In addition to smoking, we also adjusted for all covariates (table 2), resulting in only genetic makers in the top models. Since the best two- and three-way models from table 2 do not consist of any covariates, we adjusted for all covariates and found that those models still remain on the top with almost the same balanced accuracy. This verifies our assumption that when covariate effects are independent of genetic effects, under-sampling and over-sampling both can successfully remove the covariate effect while keeping the genetic effect intact.

Discussion

The goal of this study was to develop a simple, effective and computationally efficient approach for adjusting for covariates within the context of an MDR analysis of gene-gene interactions. We introduced above the over-sampling and under-sampling approaches to covariate adjustment. We used extensive simulation studies to demonstrate that our proposed methods can effectively filter out the covariate effect to identify the true gene-gene interaction model. Finally, we applied these methods to a previously published bladder cancer study to show that the adjustment does not interfere with the ability to identify gene-gene interaction models.

A clear advantage of our proposed method is its simplicity and the resulting computation efficiency.
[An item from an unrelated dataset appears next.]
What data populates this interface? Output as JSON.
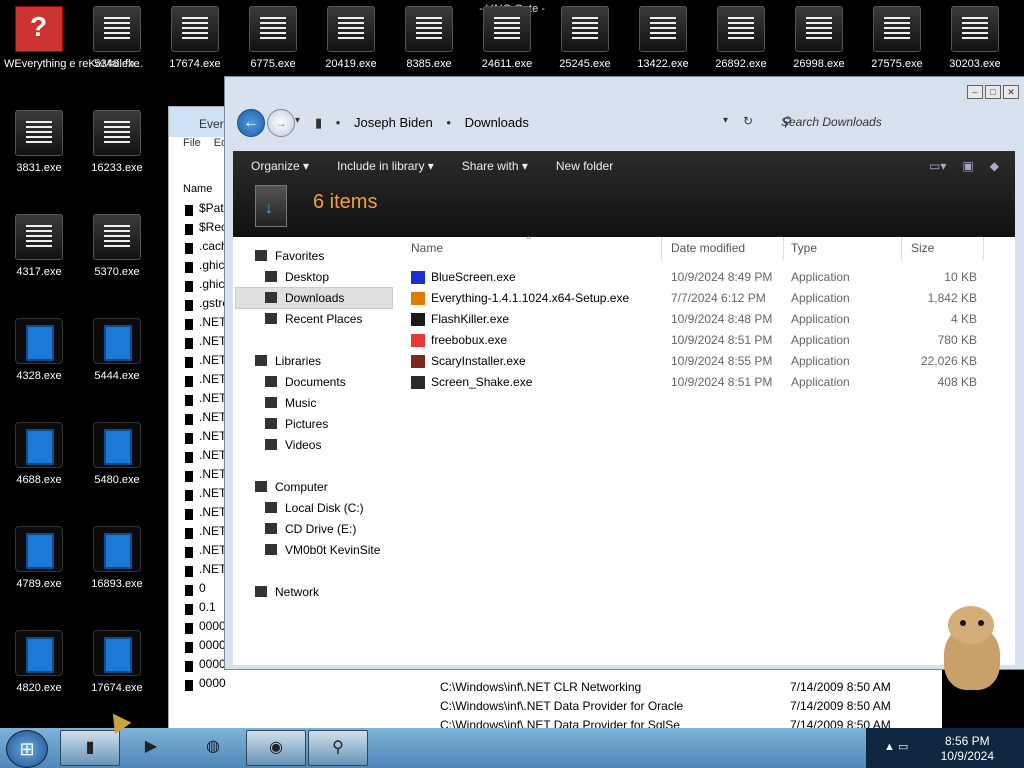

The total time and cost for any of the three methods is only slightly higher than the original MDR method. On the other hand, GMDR is more than seven times slower that the original MDR software. This computational efficiency will be very important as MDR is applied to high-order interactions and/or genome-wide data. In addition, we have implemented these new covariate adjustment methods in the open-source MDR software package available at www.epistasis.org. The simplicity of this approach makes it easy and intuitive to implement from within the MDR software framework. It is important to note that the simplicity and computational efficiency does not come at the price of power. Our proposed methods maintain the same power as the model-based GMDR approach but without the significant computational overhead and complexity of fitting a generalized linear model. Another advantage is that our sampling approach is truly nonparametric and uses only counts of cases and controls to over-sample or under-sample. This will be important when the assumptions of linearity are violated, as is likely to be the case in real data.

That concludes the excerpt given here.